Z góry przepraszam ale ten post może być nieco chaotyczny, nie wiem od czego zacząć.
Obecnie mam 21 lat. Od zawsze byłam bardzo nieśmiała, skryta w sobie i nie miałam pewności siebie. A w dzieciństwie dużo płakałam, często bez powodu. Moje kontakty z rówieśnikami ograniczały się to spotkań w szkole. Do studiów zdawałam się tylko z dziewczynami, kontakty z facetami ograniczaly się do tematów szkolnych, tylko kilka razy zdążyło się jakaś dłuższa rozmowa podczas przypadkowego spotkania. Nigdy nie udało mi się utrzymać znajomości dłużej niż czas nauki w danej szkole. Ogólnie mało rozmawiam z ludzimi, a jak już to robię to idzie to bardzo ciężko. Nie umiem za bardzo prowadzić rozmowy dlatego, moja rozmowa często ogranicza się do przytakiwania rozmówcy. A gdy już coś mówię często jest to powiedziane coś na siłę i wychodzi cringowo. Dodatkowo boję się rozmawiać z innymi ludźmi szczególnie nieznajomymi, przed każdą rozmową się stresuje i myślę co powiedziec. Gdy coś robię, rozmawiam zawsze spodziewam się, że coś popsuje i wyjdzie źle. Ogólnie uznaję się za bardzo aspołeczną osobę.

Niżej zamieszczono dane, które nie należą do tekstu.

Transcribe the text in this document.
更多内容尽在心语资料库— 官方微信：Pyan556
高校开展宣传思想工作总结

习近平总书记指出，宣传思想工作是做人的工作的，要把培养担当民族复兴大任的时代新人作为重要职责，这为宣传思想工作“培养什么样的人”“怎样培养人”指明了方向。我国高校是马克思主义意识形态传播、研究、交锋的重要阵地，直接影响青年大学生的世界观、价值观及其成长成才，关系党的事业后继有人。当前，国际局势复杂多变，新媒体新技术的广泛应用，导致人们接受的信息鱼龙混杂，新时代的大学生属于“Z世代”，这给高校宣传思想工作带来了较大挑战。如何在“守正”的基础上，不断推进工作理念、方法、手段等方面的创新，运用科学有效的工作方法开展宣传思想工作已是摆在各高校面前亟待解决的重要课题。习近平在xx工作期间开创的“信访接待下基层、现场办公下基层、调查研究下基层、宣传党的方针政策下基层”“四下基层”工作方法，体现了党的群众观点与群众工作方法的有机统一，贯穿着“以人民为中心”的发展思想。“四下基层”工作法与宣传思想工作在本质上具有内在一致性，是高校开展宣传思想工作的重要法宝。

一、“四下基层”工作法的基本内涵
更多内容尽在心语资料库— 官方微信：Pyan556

Na studiach poznałam fajnego chłopaka, udało nam odnaleźć wspólny język. Ta znajomość trochę mi pomogła ale nie jest tak różowo. Zwierzylam się mu ze swoich problemów. Po dłuższym czasie starałam się zastosować do paru rad i bardziej otworzyć na ludzi ale z dość marnym skutkiem. Ostatnio spotkałam się z tym facetem i jego znajomymi, jednak wyszło okropnie podczas spotkania czułam się jako bezużyteczny mebel na który nikt nie zwraca uwagi i że jestem tam nieobecna. Stram się go traktować jako przyjaciela, najbliższą mi osobę, ale dla niego chyba nie jestem nawet przyjacielem o czym czasem boleśnie się przekonuje.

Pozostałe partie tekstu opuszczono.